SAINT-DOMINGUE– Des appartements modernes en bord de mer aux terres agricoles en zone rurale, le marché immobilier de la République dominicaine reflète la diversité géographique du pays. Cette variété offre de nombreuses opportunités d'investissement, mais exige également une parfaite connaissance du cadre juridique régissant chaque type de bien.
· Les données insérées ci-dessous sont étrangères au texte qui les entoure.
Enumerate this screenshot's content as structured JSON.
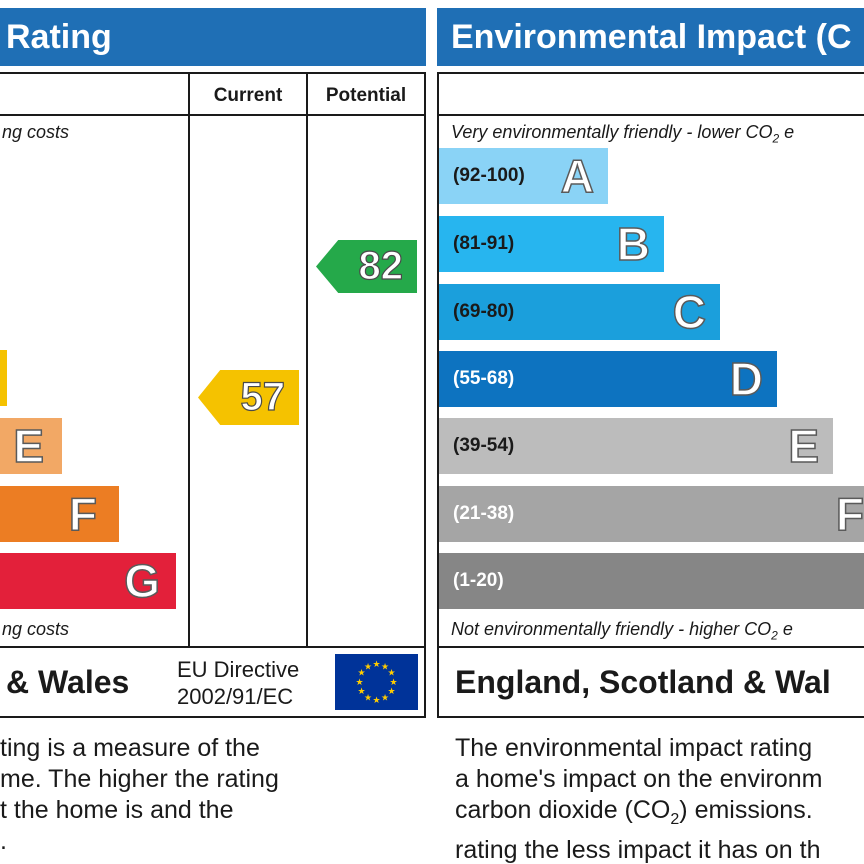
{
  "energy": {
    "title": "Rating",
    "col_current": "Current",
    "col_potential": "Potential",
    "top_note": "ng costs",
    "bottom_note": "ng costs",
    "bars": [
      {
        "letter": "",
        "color": "#f5c200"
      },
      {
        "letter": "E",
        "color": "#f2a865"
      },
      {
        "letter": "F",
        "color": "#ec7d23"
      },
      {
        "letter": "G",
        "color": "#e3203a"
      }
    ],
    "current": {
      "value": "57",
      "color": "#f5c200"
    },
    "potential": {
      "value": "82",
      "color": "#25a94a"
    },
    "footer_region": "& Wales",
    "eu_line1": "EU Directive",
    "eu_line2": "2002/91/EC",
    "paragraph": [
      "ting is a measure of the",
      "me. The higher the rating",
      "t the home is and the",
      "."
    ]
  },
  "environment": {
    "title": "Environmental Impact (C",
    "top_note_a": "Very environmentally friendly - lower CO",
    "top_note_sub": "2",
    "top_note_b": " e",
    "bottom_note_a": "Not environmentally friendly - higher CO",
    "bottom_note_sub": "2",
    "bottom_note_b": " e",
    "bars": [
      {
        "range": "(92-100)",
        "letter": "A",
        "color": "#8ad3f6"
      },
      {
        "range": "(81-91)",
        "letter": "B",
        "color": "#27b5ef"
      },
      {
        "range": "(69-80)",
        "letter": "C",
        "color": "#1b9fdc"
      },
      {
        "range": "(55-68)",
        "letter": "D",
        "color": "#0d73c0"
      },
      {
        "range": "(39-54)",
        "letter": "E",
        "color": "#bcbcbc"
      },
      {
        "range": "(21-38)",
        "letter": "F",
        "color": "#a5a5a5"
      },
      {
        "range": "(1-20)",
        "letter": "",
        "color": "#868686"
      }
    ],
    "footer_region": "England, Scotland & Wal",
    "para_line1": "The environmental impact rating",
    "para_line2": "a home's impact on the environm",
    "para_line3a": "carbon dioxide (CO",
    "para_line3sub": "2",
    "para_line3b": ") emissions.",
    "para_line4": "rating the less impact it has on th"
  }
}
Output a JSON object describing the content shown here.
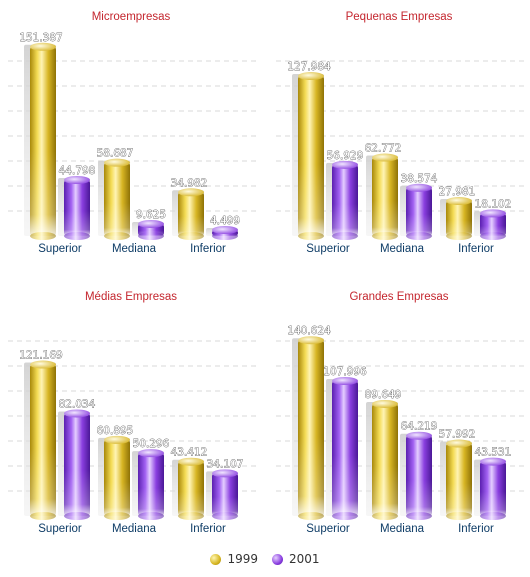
{
  "colors": {
    "series_1999": "#d9b929",
    "series_2001": "#8a3fe0",
    "title": "#c4262e",
    "category_label": "#0e3c66",
    "gridline": "#cccccc"
  },
  "legend": [
    {
      "label": "1999",
      "color": "#d9b929"
    },
    {
      "label": "2001",
      "color": "#8a3fe0"
    }
  ],
  "chart_data": [
    {
      "type": "bar",
      "title": "Microempresas",
      "categories": [
        "Superior",
        "Mediana",
        "Inferior"
      ],
      "series": [
        {
          "name": "1999",
          "values": [
            151387,
            58687,
            34982
          ],
          "labels": [
            "151.387",
            "58.687",
            "34.982"
          ]
        },
        {
          "name": "2001",
          "values": [
            44798,
            9625,
            4499
          ],
          "labels": [
            "44.798",
            "9.625",
            "4.499"
          ]
        }
      ],
      "ylim": [
        0,
        160000
      ],
      "grid": true,
      "legend_position": "bottom"
    },
    {
      "type": "bar",
      "title": "Pequenas Empresas",
      "categories": [
        "Superior",
        "Mediana",
        "Inferior"
      ],
      "series": [
        {
          "name": "1999",
          "values": [
            127984,
            62772,
            27981
          ],
          "labels": [
            "127.984",
            "62.772",
            "27.981"
          ]
        },
        {
          "name": "2001",
          "values": [
            56929,
            38574,
            18102
          ],
          "labels": [
            "56.929",
            "38.574",
            "18.102"
          ]
        }
      ],
      "ylim": [
        0,
        160000
      ],
      "grid": true,
      "legend_position": "bottom"
    },
    {
      "type": "bar",
      "title": "Médias Empresas",
      "categories": [
        "Superior",
        "Mediana",
        "Inferior"
      ],
      "series": [
        {
          "name": "1999",
          "values": [
            121169,
            60895,
            43412
          ],
          "labels": [
            "121.169",
            "60.895",
            "43.412"
          ]
        },
        {
          "name": "2001",
          "values": [
            82034,
            50296,
            34107
          ],
          "labels": [
            "82.034",
            "50.296",
            "34.107"
          ]
        }
      ],
      "ylim": [
        0,
        160000
      ],
      "grid": true,
      "legend_position": "bottom"
    },
    {
      "type": "bar",
      "title": "Grandes Empresas",
      "categories": [
        "Superior",
        "Mediana",
        "Inferior"
      ],
      "series": [
        {
          "name": "1999",
          "values": [
            140624,
            89649,
            57992
          ],
          "labels": [
            "140.624",
            "89.649",
            "57.992"
          ]
        },
        {
          "name": "2001",
          "values": [
            107996,
            64219,
            43531
          ],
          "labels": [
            "107.996",
            "64.219",
            "43.531"
          ]
        }
      ],
      "ylim": [
        0,
        160000
      ],
      "grid": true,
      "legend_position": "bottom"
    }
  ]
}
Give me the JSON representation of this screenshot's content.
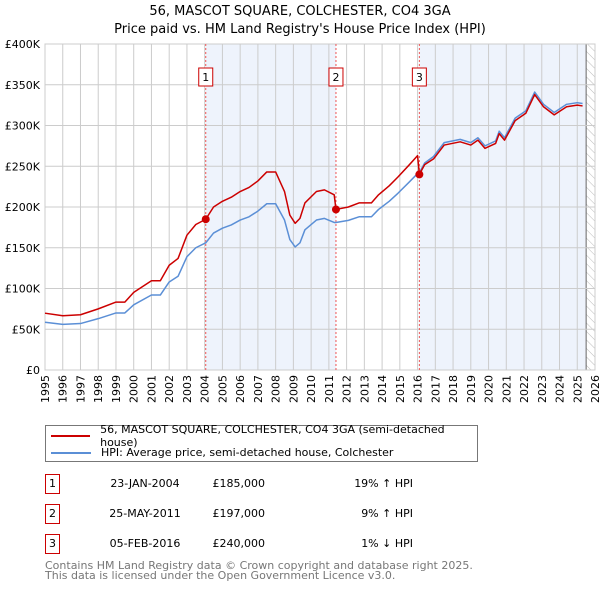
{
  "chart_data": {
    "type": "line",
    "title": "56, MASCOT SQUARE, COLCHESTER, CO4 3GA",
    "subtitle": "Price paid vs. HM Land Registry's House Price Index (HPI)",
    "xlim": [
      1995,
      2026
    ],
    "ylim": [
      0,
      400000
    ],
    "y_ticks": [
      {
        "v": 0,
        "label": "£0"
      },
      {
        "v": 50000,
        "label": "£50K"
      },
      {
        "v": 100000,
        "label": "£100K"
      },
      {
        "v": 150000,
        "label": "£150K"
      },
      {
        "v": 200000,
        "label": "£200K"
      },
      {
        "v": 250000,
        "label": "£250K"
      },
      {
        "v": 300000,
        "label": "£300K"
      },
      {
        "v": 350000,
        "label": "£350K"
      },
      {
        "v": 400000,
        "label": "£400K"
      }
    ],
    "x_ticks": [
      "1995",
      "1996",
      "1997",
      "1998",
      "1999",
      "2000",
      "2001",
      "2002",
      "2003",
      "2004",
      "2005",
      "2006",
      "2007",
      "2008",
      "2009",
      "2010",
      "2011",
      "2012",
      "2013",
      "2014",
      "2015",
      "2016",
      "2017",
      "2018",
      "2019",
      "2020",
      "2021",
      "2022",
      "2023",
      "2024",
      "2025",
      "2026"
    ],
    "grid": true,
    "x": [
      1995.0,
      1996.0,
      1997.0,
      1998.0,
      1999.0,
      1999.5,
      2000.0,
      2001.0,
      2001.5,
      2002.0,
      2002.5,
      2003.0,
      2003.5,
      2004.06,
      2004.5,
      2005.0,
      2005.5,
      2006.0,
      2006.5,
      2007.0,
      2007.5,
      2008.0,
      2008.5,
      2008.8,
      2009.1,
      2009.37,
      2009.65,
      2010.3,
      2010.75,
      2011.3,
      2011.4,
      2012.1,
      2012.7,
      2013.4,
      2013.8,
      2014.4,
      2014.9,
      2015.5,
      2016.0,
      2016.1,
      2016.4,
      2016.9,
      2017.5,
      2018.4,
      2019.0,
      2019.4,
      2019.8,
      2020.4,
      2020.6,
      2020.9,
      2021.5,
      2022.1,
      2022.6,
      2023.1,
      2023.7,
      2024.4,
      2025.0,
      2025.3
    ],
    "series": [
      {
        "name": "56, MASCOT SQUARE, COLCHESTER, CO4 3GA (semi-detached house)",
        "color": "#cc0000",
        "values": [
          69700,
          66600,
          67800,
          75000,
          83300,
          83300,
          95200,
          109500,
          109500,
          128500,
          136900,
          165400,
          178500,
          185000,
          200000,
          207000,
          212000,
          219000,
          224000,
          232000,
          243000,
          243000,
          219000,
          190000,
          180000,
          186000,
          205000,
          219000,
          221000,
          215000,
          197000,
          200000,
          205000,
          205000,
          215000,
          226000,
          237000,
          251000,
          263000,
          240000,
          252000,
          259000,
          276000,
          280000,
          276000,
          282000,
          272000,
          278000,
          290000,
          282000,
          306000,
          315000,
          338000,
          323000,
          313000,
          323000,
          325000,
          324000
        ]
      },
      {
        "name": "HPI: Average price, semi-detached house, Colchester",
        "color": "#5b8fd6",
        "values": [
          58600,
          56000,
          57000,
          63000,
          70000,
          70000,
          80000,
          92000,
          92000,
          108000,
          115000,
          139000,
          150000,
          156000,
          168000,
          174000,
          178000,
          184000,
          188000,
          195000,
          204000,
          204000,
          184000,
          160000,
          151000,
          156000,
          172000,
          184000,
          186000,
          181000,
          181000,
          183600,
          188000,
          188000,
          197000,
          207000,
          217000,
          230000,
          241000,
          242000,
          254000,
          262000,
          279000,
          283000,
          279000,
          285000,
          275000,
          281000,
          293000,
          285000,
          309000,
          318000,
          341000,
          326000,
          316000,
          326000,
          328000,
          327000
        ]
      }
    ],
    "sales": [
      {
        "n": "1",
        "x": 2004.06,
        "price": 185000,
        "date": "23-JAN-2004",
        "price_label": "£185,000",
        "hpi": "19% ↑ HPI"
      },
      {
        "n": "2",
        "x": 2011.4,
        "price": 197000,
        "date": "25-MAY-2011",
        "price_label": "£197,000",
        "hpi": "9% ↑ HPI"
      },
      {
        "n": "3",
        "x": 2016.1,
        "price": 240000,
        "date": "05-FEB-2016",
        "price_label": "£240,000",
        "hpi": "1% ↓ HPI"
      }
    ],
    "hatched_from": 2025.5,
    "legend_position": "below"
  },
  "footer": {
    "line1": "Contains HM Land Registry data © Crown copyright and database right 2025.",
    "line2": "This data is licensed under the Open Government Licence v3.0."
  }
}
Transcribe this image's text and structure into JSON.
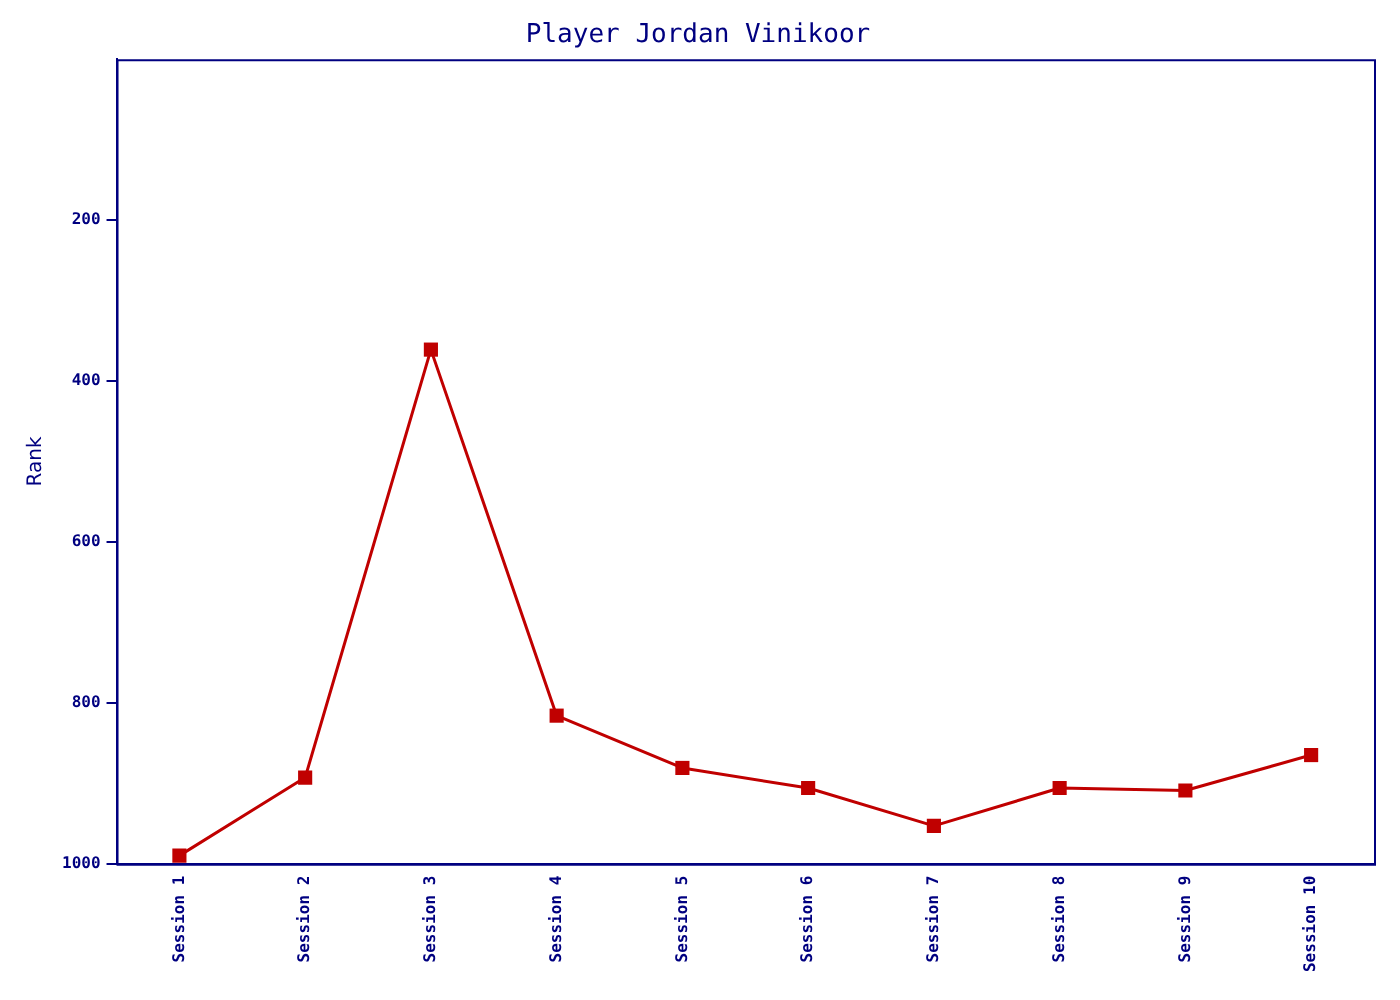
{
  "chart_data": {
    "type": "line",
    "title": "Player Jordan Vinikoor",
    "ylabel": "Rank",
    "categories": [
      "Session 1",
      "Session 2",
      "Session 3",
      "Session 4",
      "Session 5",
      "Session 6",
      "Session 7",
      "Session 8",
      "Session 9",
      "Session 10"
    ],
    "series": [
      {
        "color": "#c00000",
        "values": [
          990,
          893,
          361,
          816,
          881,
          906,
          953,
          906,
          909,
          865
        ]
      }
    ],
    "ylim": [
      1000,
      0
    ],
    "yticks": [
      200,
      400,
      600,
      800,
      1000
    ],
    "grid": false,
    "legend": false,
    "marker": "square",
    "line_style": "solid"
  }
}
Dans le secteur résidentiel, les permis sont essentiels ; maisons et appartements constituent le socle du marché. Chaque bien immobilier doit posséder un titre de propriété clair, être correctement délimité et enregistré. Avant d’acheter une maison, il convient de vérifier que le titre de propriété est libre de toute charge. Si vous envisagez d’y apporter des modifications, vous devrez obtenir des permis auprès de la mairie et du ministère du Logement, de l’Habitat et de la Construction (MIVHED).
Dans le cas des appartements , la loi 5038 relative aux copropriétés régit leur fonctionnement et impose le paiement des charges et le respect du règlement intérieur. Le non-paiement de ces charges peut entraîner des conséquences juridiques, notamment l'inscription d'une hypothèque légale pouvant aboutir à la saisie du bien.
côté du commerce de détail, l'essor des centres commerciaux et des espaces commerciaux dans les zones urbaines et touristiques a dynamisé ce segment de marché. Il est toutefois essentiel de vérifier le zonage de la zone afin de s'assurer que l'usage commercial y est autorisé. De plus, selon le type d'activité, des autorisations spécifiques seront nécessaires, comme un permis sanitaire pour les restaurants.
Ceux qui choisissent des terres rurales pour y construire ou les exploiter à des fins agricoles devraient faire réaliser un levé topographique professionnel afin de confirmer les limites de la propriété. Il est également essentiel de vérifier l'existence de droits d'eau et l'existence de restrictions environnementales. Certaines zones peuvent être protégées par la loi, ce qui limite le type d'aménagement autorisé.
Dans les destinations touristiques comme Las Terrenas, Bayahibe et Bávaro, les établissements touristiques peuvent bénéficier de la loi CONFOTUR 158-01, qui accorde des exonérations fiscales aux projets approuvés dans des zones stratégiques. Toutefois, les propriétés en bord de mer doivent respecter une réglementation spécifique, les plages étant un domaine public. Par ailleurs, les locations de courte durée, via des plateformes comme Airbnb, sont soumises à la réglementation municipale, qui peut varier d'une commune à l'autre.
Les copropriétés , de plus en plus populaires dans les zones urbaines et touristiques, constituent une catégorie qui mérite une attention particulière. Le régime de la copropriété fait du propriétaire un copropriétaire des parties communes ; cela signifie qu’il ne peut effectuer de modifications ayant un impact sur les tiers sans l’accord du syndic ou du syndicat des copropriétaires .
En outre, la loi 5038 comprend des mécanismes de résolution des conflits entre voisins ou avec l'administration, allant de la conciliation aux procédures juridiques formelles.
Source : L'immobilier d'un point de vue juridique, par Reyna Echenique.